Circulating, Cell-Free, MicroRNA Sequencing to Diagnose Cardiac Allograft Rejection and Distinguish Rejection Subtype

Summary of Objectives Genomic biomarkers are used to non-invasively screen cardiac transplant recipients for allograft rejection. Gene expression profiling has no ability to diagnose antibody-mediated rejection (AMR) and has a poor positive predictive value for T-cell mediated rejection (TCMR). An emerging class of genomic biomarkers are circulating, cell-free microRNAs (cf-miR). MicroRNAs modulate gene expression and have been implicated in rejection, they are found in the circulation, and early studies, using targeted genomic approaches suggest that cf-miRs may be a helpful biomarker to detect rejection. We hypothesize that cf-miRs can non-invasively diagnose rejection and distinguish AMR from TCMR. Methods The Genomic Research Alliance for Transplantation (GRAfT) is a prospective, multicenter study enrolling transplant recipients since 2014. All patients with AMR or TCMR were included and a group of controls without rejection were selected based on age, sex and race. Each biopsy was reviewed by two blinded, independent, expert cardiac pathologists. Plasma aliquots will undergo small molecular RNA isolation and the circulating cf-miR transcriptome will be sequenced using a next-generation platform. We expect to generate ∼6 million, single-end, 50bp reads per sample.
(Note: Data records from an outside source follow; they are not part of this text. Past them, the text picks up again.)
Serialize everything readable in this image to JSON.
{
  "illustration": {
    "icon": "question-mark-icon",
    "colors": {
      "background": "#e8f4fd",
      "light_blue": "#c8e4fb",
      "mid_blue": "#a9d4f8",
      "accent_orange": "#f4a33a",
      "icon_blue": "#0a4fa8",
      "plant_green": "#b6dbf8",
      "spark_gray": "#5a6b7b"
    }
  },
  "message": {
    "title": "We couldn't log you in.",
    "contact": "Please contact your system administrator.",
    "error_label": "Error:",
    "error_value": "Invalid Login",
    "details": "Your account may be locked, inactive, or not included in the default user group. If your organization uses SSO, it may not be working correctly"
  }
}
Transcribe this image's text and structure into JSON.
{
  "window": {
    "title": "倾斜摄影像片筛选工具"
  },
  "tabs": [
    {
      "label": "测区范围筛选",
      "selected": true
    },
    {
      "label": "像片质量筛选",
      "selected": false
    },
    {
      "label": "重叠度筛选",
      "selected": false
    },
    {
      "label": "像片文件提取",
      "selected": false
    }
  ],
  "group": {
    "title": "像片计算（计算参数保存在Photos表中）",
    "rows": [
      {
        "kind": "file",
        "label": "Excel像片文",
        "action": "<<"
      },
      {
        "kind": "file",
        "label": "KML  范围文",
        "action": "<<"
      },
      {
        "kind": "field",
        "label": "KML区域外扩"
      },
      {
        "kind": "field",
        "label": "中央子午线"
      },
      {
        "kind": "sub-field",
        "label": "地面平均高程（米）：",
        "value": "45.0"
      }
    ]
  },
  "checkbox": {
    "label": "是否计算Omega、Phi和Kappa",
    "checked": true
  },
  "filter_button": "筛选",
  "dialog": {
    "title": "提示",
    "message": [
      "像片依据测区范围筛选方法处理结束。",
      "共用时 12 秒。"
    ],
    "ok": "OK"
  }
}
Sequence data will be annotated using the FASTX_Toolkit and DESeq2 will be used to identify differentially expressed cf-miRs. Machine learning algorithms will be used to refine the cf-miR panel and maximize the C-statistic. Endpoints The study includes 35 patients with allograft rejection and 70 controls (Table). For the TCMR cohort there were 27 episodes of grade ≥ 2R rejection. For AMR there are 11 episodes of ≥ pAMR2 and 16 episodes of pAMR1 h or i. In total ∼300 plasma samples will be sequenced. Our primary objective is to develop a cf-miR panel that diagnoses allograft rejections, distinguishes rejection subtypes and allows for a blood-based, biochemical assessment of rejection severity.